Immediately, Sugar and Samedi go to work and the real fun begins. As we witness each of the gang members being dispatched in increasingly spooky ways, Bey is on hand every time to savour their demises in a stunning white one-piece suit with bouffant afro. Samedi disguises himself as a range of characters, such as a dodgy taxi driver, to facilitate the hoods’ entrapment - as if hosting the unfolding carnage. Morgan’s dock-land henchman, ‘Tank’ Watson, who demands kickbacks from his day workers in return for a shift, is the first to be killed by the zombies in a warehouse, Bey gloating: “I’m not accusing you. Honk. I’m passing sentence!” Since Sugar didn’t see her boyfriend’s murder, it’s never explained how she knows the gangsters’ separate identities, but no matter. The pace is quick enough for us to let logic gaps slide like chicken fat.
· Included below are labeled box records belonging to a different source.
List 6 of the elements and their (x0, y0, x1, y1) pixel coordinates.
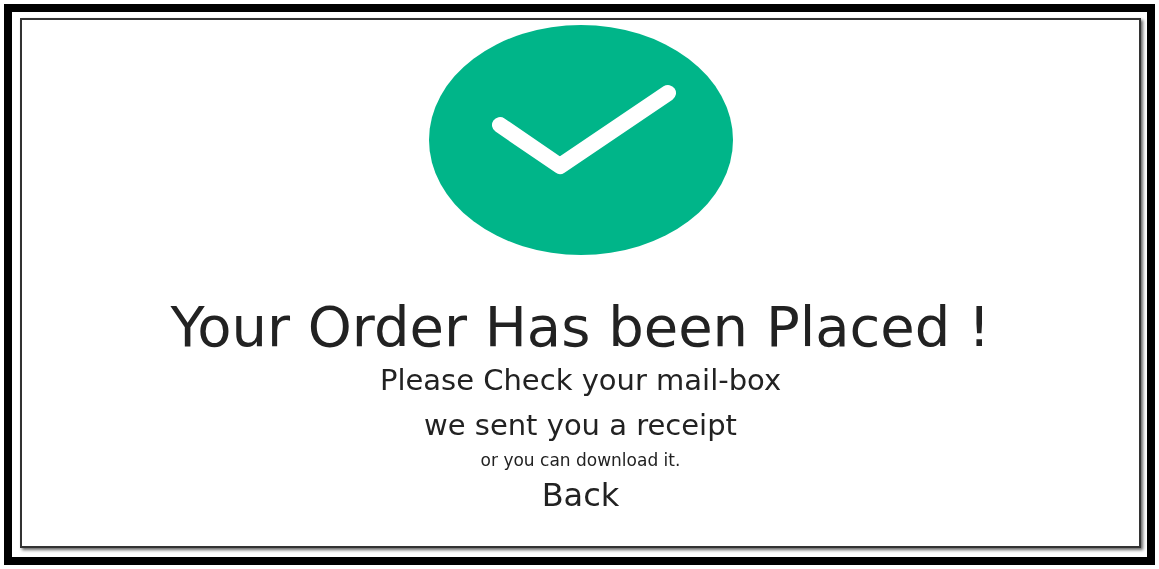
back-link[interactable]: Back (541, 476, 620, 515)
check-circle-icon (427, 24, 734, 256)
message-line: Please Check your mail-box (379, 363, 782, 397)
message-line: we sent you a receipt (424, 408, 737, 443)
confirmation-title: Your Order Has been Placed ! (170, 296, 991, 358)
download-note: or you can download it. (480, 450, 681, 471)
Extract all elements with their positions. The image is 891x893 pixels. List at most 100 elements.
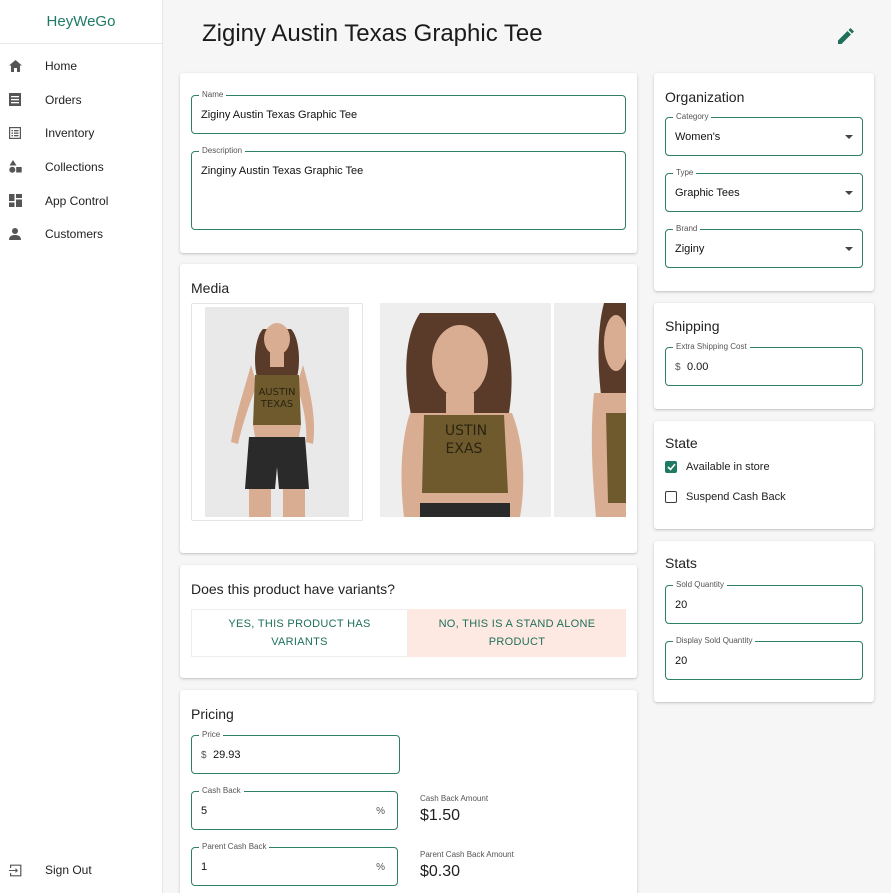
sidebar-item-orders[interactable]: Orders	[0, 83, 162, 117]
edit-button[interactable]	[836, 26, 856, 46]
product-photo-side	[554, 303, 626, 517]
parent-cashback-amount-label: Parent Cash Back Amount	[420, 850, 514, 859]
description-field[interactable]: Description Zinginy Austin Texas Graphic…	[191, 146, 626, 230]
price-label: Price	[199, 730, 224, 740]
category-value: Women's	[675, 131, 721, 143]
home-icon	[8, 59, 22, 73]
sidebar-item-app-control[interactable]: App Control	[0, 184, 162, 218]
media-card: Media AUSTIN TEXAS USTIN EXAS	[180, 264, 637, 553]
type-select[interactable]: Type Graphic Tees	[665, 168, 863, 212]
sidebar-item-label: Customers	[45, 227, 104, 242]
media-title: Media	[191, 280, 230, 296]
parent-cashback-label: Parent Cash Back	[199, 842, 270, 852]
svg-text:AUSTIN: AUSTIN	[258, 387, 295, 398]
parent-cashback-amount-value: $0.30	[420, 863, 461, 880]
product-photo-closeup: USTIN EXAS	[380, 303, 551, 517]
brand-select[interactable]: Brand Ziginy	[665, 224, 863, 268]
variants-no-button[interactable]: NO, THIS IS A STAND ALONE PRODUCT	[408, 609, 626, 657]
type-value: Graphic Tees	[675, 187, 740, 199]
parent-cashback-field[interactable]: Parent Cash Back 1 %	[191, 842, 398, 886]
brand-logo[interactable]: HeyWeGo	[0, 0, 162, 44]
parent-cashback-suffix: %	[376, 862, 385, 873]
sidebar-item-label: Home	[45, 58, 78, 73]
svg-text:USTIN: USTIN	[445, 423, 487, 439]
pricing-card: Pricing Price $ 29.93 Cash Back 5 % Cash…	[180, 690, 637, 893]
cashback-field[interactable]: Cash Back 5 %	[191, 786, 398, 830]
sold-quantity-label: Sold Quantity	[673, 580, 728, 590]
sidebar-item-label: Collections	[45, 159, 104, 174]
name-field[interactable]: Name Ziginy Austin Texas Graphic Tee	[191, 90, 626, 134]
extra-shipping-label: Extra Shipping Cost	[673, 342, 750, 352]
display-sold-quantity-label: Display Sold Quantity	[673, 636, 756, 646]
product-photo-full-body: AUSTIN TEXAS	[205, 307, 349, 517]
sold-quantity-field[interactable]: Sold Quantity 20	[665, 580, 863, 624]
sidebar-item-label: Inventory	[45, 126, 95, 141]
cashback-amount-label: Cash Back Amount	[420, 794, 489, 803]
chevron-down-icon	[845, 247, 853, 251]
parent-cashback-value: 1	[201, 861, 208, 873]
pricing-title: Pricing	[191, 706, 234, 722]
extra-shipping-field[interactable]: Extra Shipping Cost $ 0.00	[665, 342, 863, 386]
svg-text:EXAS: EXAS	[446, 441, 483, 457]
cashback-label: Cash Back	[199, 786, 244, 796]
details-card: Name Ziginy Austin Texas Graphic Tee Des…	[180, 73, 637, 253]
checkbox-unchecked-icon	[665, 491, 677, 503]
cashback-suffix: %	[376, 806, 385, 817]
organization-title: Organization	[665, 89, 745, 105]
suspend-cash-back-checkbox[interactable]: Suspend Cash Back	[665, 491, 786, 503]
pencil-icon	[838, 28, 854, 44]
cashback-amount-value: $1.50	[420, 807, 461, 824]
variants-question: Does this product have variants?	[191, 581, 395, 597]
price-field[interactable]: Price $ 29.93	[191, 730, 400, 774]
sidebar-item-home[interactable]: Home	[0, 49, 162, 83]
chevron-down-icon	[845, 135, 853, 139]
category-select[interactable]: Category Women's	[665, 112, 863, 156]
organization-card: Organization Category Women's Type Graph…	[654, 73, 874, 291]
state-title: State	[665, 435, 698, 451]
brand-value: Ziginy	[675, 243, 705, 255]
logout-icon	[8, 863, 22, 877]
variants-yes-button[interactable]: YES, THIS PRODUCT HAS VARIANTS	[191, 609, 408, 657]
checkbox-checked-icon	[665, 461, 677, 473]
sidebar-item-label: App Control	[45, 193, 109, 208]
product-image-2[interactable]: USTIN EXAS	[380, 303, 551, 517]
sidebar: HeyWeGo Home Orders Inventory Collection…	[0, 0, 163, 893]
brand-label: Brand	[673, 224, 701, 234]
sidebar-item-customers[interactable]: Customers	[0, 217, 162, 251]
category-label: Category	[673, 112, 712, 122]
sidebar-item-inventory[interactable]: Inventory	[0, 116, 162, 150]
sidebar-item-collections[interactable]: Collections	[0, 150, 162, 184]
extra-shipping-value: 0.00	[687, 361, 709, 373]
extra-shipping-prefix: $	[675, 362, 681, 373]
available-in-store-label: Available in store	[686, 461, 770, 473]
name-label: Name	[199, 90, 227, 100]
description-value: Zinginy Austin Texas Graphic Tee	[201, 165, 364, 177]
type-label: Type	[673, 168, 697, 178]
suspend-cash-back-label: Suspend Cash Back	[686, 491, 786, 503]
product-image-1[interactable]: AUSTIN TEXAS	[191, 303, 363, 521]
sidebar-item-label: Orders	[45, 92, 82, 107]
product-image-3[interactable]	[554, 303, 626, 517]
shipping-card: Shipping Extra Shipping Cost $ 0.00	[654, 303, 874, 409]
price-prefix: $	[201, 750, 207, 761]
receipt-icon	[8, 93, 22, 107]
description-label: Description	[199, 146, 246, 156]
available-in-store-checkbox[interactable]: Available in store	[665, 461, 770, 473]
sign-out-button[interactable]: Sign Out	[0, 853, 92, 887]
shipping-title: Shipping	[665, 318, 720, 334]
chevron-down-icon	[845, 191, 853, 195]
variants-card: Does this product have variants? YES, TH…	[180, 565, 637, 678]
name-value: Ziginy Austin Texas Graphic Tee	[201, 109, 358, 121]
category-icon	[8, 160, 22, 174]
person-icon	[8, 227, 22, 241]
svg-text:TEXAS: TEXAS	[260, 399, 293, 410]
display-sold-quantity-field[interactable]: Display Sold Quantity 20	[665, 636, 863, 680]
sidebar-nav: Home Orders Inventory Collections App Co…	[0, 49, 162, 251]
stats-title: Stats	[665, 555, 697, 571]
dashboard-icon	[8, 194, 22, 208]
list-icon	[8, 126, 22, 140]
page-title: Ziginy Austin Texas Graphic Tee	[202, 20, 543, 47]
sign-out-label: Sign Out	[45, 863, 92, 878]
display-sold-quantity-value: 20	[675, 655, 688, 667]
cashback-value: 5	[201, 805, 208, 817]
Over the course of the film, subsequent goons are bumped off using ravenous pigs, a possessed chicken’s foot, Voodoo dolls and even a particularly creepy massage with the most ‘unhappy’ of endings; “I don’t like it” says the soon-to-be victim as undead fingers trail up and down his back – all inventive and hugely entertaining.

Morgan has a caustic bitch of a girlfriend, Celeste, whose vicious racism earns us a ringside seat to a bit of girl-on-girl fighting between her and Sugar. Meanwhile, Valentine enquires about Voodoo mythology from an English professor of the occult.

As Sugar closes in to offer more than a spoonful of rough justice to Morgan, she goads him to meet her at the club. It is in her name now but she will not sell it after all. Morgan is not happy at this - “Your ass!!” he screams, highlighting just one of her many attributes. He can’t resist the trap laid out for him in his thwarted anger, one that includes the nice touch of a tableful of his now-zombified employees grinning at him. If you’re curious as to how he gets offed, well, what is that ain’t exactly mud and ain’t exactly water?

Samedi reminds Sugar that he is now owed a suitable fee for his living-dead services. As luck would have it, Celeste had accompanied Morgan to the venue. The Baron would have preferred the shapely Sugar, yet is content to settle for scooping up the shrieking mobster moll and take her with him to Hell…


Sugar Hill is a great example of what happens when Blaxploitation horror elements are put together with humour, a decent budget and talent. In fact, it’s such a promising piece that I’d even commit what would normally be sacrilege for me and suggest its’ ripeness for remake possibilities. Rather than the current vogue for re-doing what are perfectly realised horror movies already, I’d be intrigued to see what the result would be with modern FX, or even if the laughs were sacrificed for a pure horror tone. Regardless, this is stylish entertainment, topped off by great use of the Motown tune ‘Supernatural Voodoo woman’ by the Originals.